She-Ra: Princess of Power, along with Jem and the Holograms, were forerunners of the Saturday morning girl-power cartoon block. The lead heroines frequently flipped between two seemingly diametrically opposing personas: She-Ra was the goddess-bitch alter-ego of Princess Adora, and Jem allowed Jerrica Benton, record label owner, to prototype upon herself holographic technology for pop music domination. At a time when women wore the power suit to navigate the still rocky 9-to-5 corporate terrain of the 1980s, these were heady, proto-feminist messages for millennial women: the Dressing for Success drag show, if it were, of understanding the difference between private and public personas that arguably continues today via our SnapChat or Instagram accounts.
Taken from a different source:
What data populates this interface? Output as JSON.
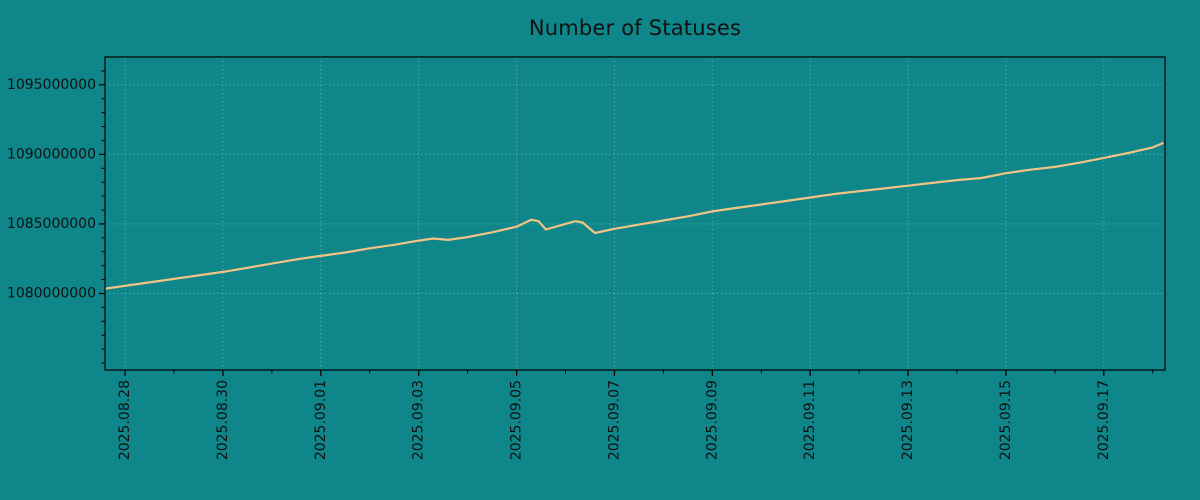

Adrienne Crossman, a Toronto-based visual artist, has been riding on this kaleidoscopic nostalgic trip, re-contextualizing scenes from She-Ra as well as My Little Pony and Power Puff Girls in a series of GIFs and video installations as a critical exploration into the media products of these trademarked girl-power cartoon franchises. “I feel like pop culture’s really rich and has such an influence over the way we think about the world in a way that you can just brush it off as fluff but it’s actually such a symptom—such a representation— of the current mentality,” she explains in an interview.
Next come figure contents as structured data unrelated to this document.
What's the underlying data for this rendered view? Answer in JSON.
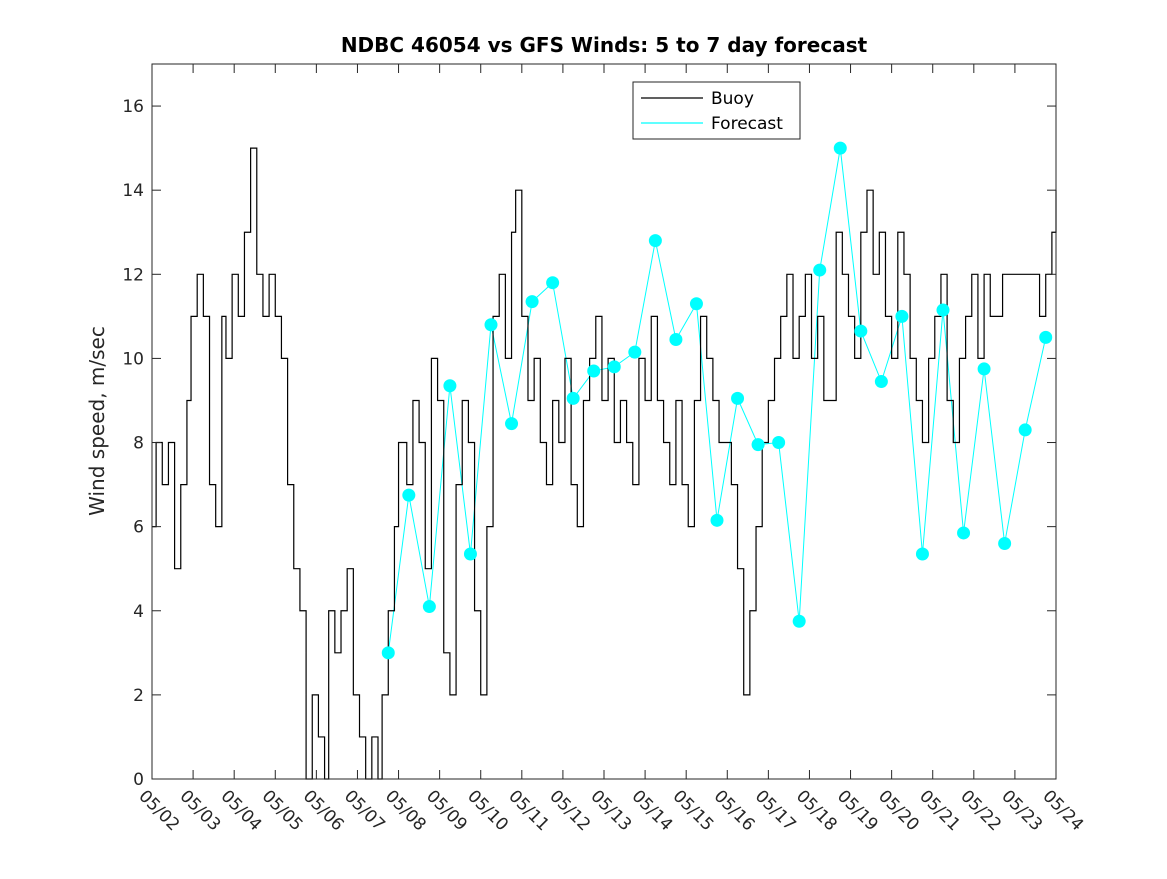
{
  "chart_data": {
    "type": "line",
    "title": "NDBC 46054 vs GFS Winds: 5 to 7 day forecast",
    "xlabel": "",
    "ylabel": "Wind speed, m/sec",
    "ylim": [
      0,
      17
    ],
    "yticks": [
      0,
      2,
      4,
      6,
      8,
      10,
      12,
      14,
      16
    ],
    "xlim_days": [
      0,
      22
    ],
    "xticks": [
      "05/02",
      "05/03",
      "05/04",
      "05/05",
      "05/06",
      "05/07",
      "05/08",
      "05/09",
      "05/10",
      "05/11",
      "05/12",
      "05/13",
      "05/14",
      "05/15",
      "05/16",
      "05/17",
      "05/18",
      "05/19",
      "05/20",
      "05/21",
      "05/22",
      "05/23",
      "05/24"
    ],
    "legend": {
      "placement": "top-right",
      "entries": [
        "Buoy",
        "Forecast"
      ]
    },
    "colors": {
      "buoy": "#000000",
      "forecast": "#00ffff"
    },
    "buoy": {
      "name": "Buoy",
      "x": [
        0,
        0.1,
        0.25,
        0.4,
        0.55,
        0.7,
        0.85,
        0.95,
        1.1,
        1.25,
        1.4,
        1.55,
        1.7,
        1.8,
        1.95,
        2.1,
        2.25,
        2.4,
        2.55,
        2.7,
        2.85,
        3.0,
        3.15,
        3.3,
        3.45,
        3.6,
        3.75,
        3.9,
        4.05,
        4.2,
        4.3,
        4.45,
        4.6,
        4.75,
        4.9,
        5.05,
        5.2,
        5.35,
        5.5,
        5.6,
        5.75,
        5.9,
        6.0,
        6.2,
        6.35,
        6.5,
        6.65,
        6.8,
        6.95,
        7.1,
        7.25,
        7.4,
        7.55,
        7.7,
        7.85,
        8.0,
        8.15,
        8.3,
        8.45,
        8.6,
        8.75,
        8.85,
        9.0,
        9.15,
        9.3,
        9.45,
        9.6,
        9.75,
        9.9,
        10.05,
        10.2,
        10.35,
        10.5,
        10.65,
        10.8,
        10.95,
        11.1,
        11.25,
        11.4,
        11.55,
        11.7,
        11.85,
        12.0,
        12.15,
        12.3,
        12.45,
        12.6,
        12.75,
        12.9,
        13.05,
        13.2,
        13.35,
        13.5,
        13.65,
        13.8,
        13.95,
        14.1,
        14.25,
        14.4,
        14.55,
        14.7,
        14.85,
        15.0,
        15.15,
        15.3,
        15.45,
        15.6,
        15.75,
        15.9,
        16.05,
        16.2,
        16.35,
        16.5,
        16.65,
        16.8,
        16.95,
        17.1,
        17.25,
        17.4,
        17.55,
        17.7,
        17.85,
        18.0,
        18.15,
        18.3,
        18.45,
        18.6,
        18.75,
        18.9,
        19.05,
        19.2,
        19.35,
        19.5,
        19.65,
        19.8,
        19.95,
        20.1,
        20.25,
        20.4,
        20.55,
        20.7,
        20.85,
        21.0,
        21.15,
        21.3,
        21.45,
        21.6,
        21.75,
        21.9,
        22.0
      ],
      "y": [
        6,
        8,
        7,
        8,
        5,
        7,
        9,
        11,
        12,
        11,
        7,
        6,
        11,
        10,
        12,
        11,
        13,
        15,
        12,
        11,
        12,
        11,
        10,
        7,
        5,
        4,
        0,
        2,
        1,
        0,
        4,
        3,
        4,
        5,
        2,
        1,
        0,
        1,
        0,
        2,
        4,
        6,
        8,
        7,
        9,
        8,
        5,
        10,
        9,
        3,
        2,
        7,
        9,
        8,
        4,
        2,
        6,
        11,
        12,
        10,
        13,
        14,
        11,
        9,
        10,
        8,
        7,
        9,
        8,
        10,
        7,
        6,
        9,
        10,
        11,
        9,
        10,
        8,
        9,
        8,
        7,
        10,
        9,
        11,
        9,
        8,
        7,
        9,
        7,
        6,
        9,
        11,
        10,
        9,
        8,
        8,
        7,
        5,
        2,
        4,
        6,
        8,
        9,
        10,
        11,
        12,
        10,
        11,
        12,
        10,
        11,
        9,
        9,
        13,
        12,
        11,
        10,
        13,
        14,
        12,
        13,
        11,
        10,
        13,
        12,
        10,
        9,
        8,
        10,
        11,
        12,
        9,
        8,
        10,
        11,
        12,
        10,
        12,
        11,
        11,
        12,
        12,
        12,
        12,
        12,
        12,
        11,
        12,
        13,
        14
      ],
      "comment_x_units": "days since 05/02"
    },
    "forecast_points": {
      "name": "Forecast",
      "x": [
        5.75,
        6.25,
        6.75,
        7.25,
        7.75,
        8.25,
        8.75,
        9.25,
        9.75,
        10.25,
        10.75,
        11.25,
        11.75,
        12.25,
        12.75,
        13.25,
        13.75,
        14.25,
        14.75,
        15.25,
        15.75,
        16.25,
        16.75,
        17.25,
        17.75,
        18.25,
        18.75,
        19.25,
        19.75,
        20.25,
        20.75,
        21.25,
        21.75
      ],
      "y": [
        3.0,
        6.75,
        4.1,
        9.35,
        5.35,
        10.8,
        8.45,
        11.35,
        11.8,
        9.05,
        9.7,
        9.8,
        10.15,
        12.8,
        10.45,
        11.3,
        6.15,
        9.05,
        7.95,
        8.0,
        3.75,
        12.1,
        15.0,
        10.65,
        9.45,
        11.0,
        5.35,
        11.15,
        5.85,
        9.75,
        5.6,
        8.3,
        10.5
      ]
    }
  }
}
And this GIF — curated earlier this year in Whippersnapper Gallery’s Sidewalk Screening programme — is a rapid cut focusing on the unicorn of her faithful steed, Swift Wind (née Spirit), and a mandala into that universe. It’s a journey into commercial breaks, Made-In-Taiwan plastic dolls, read-along book and cassette tapes — the merchandise artifacts that became the IRL extensions of the fantasies we were bought and sold.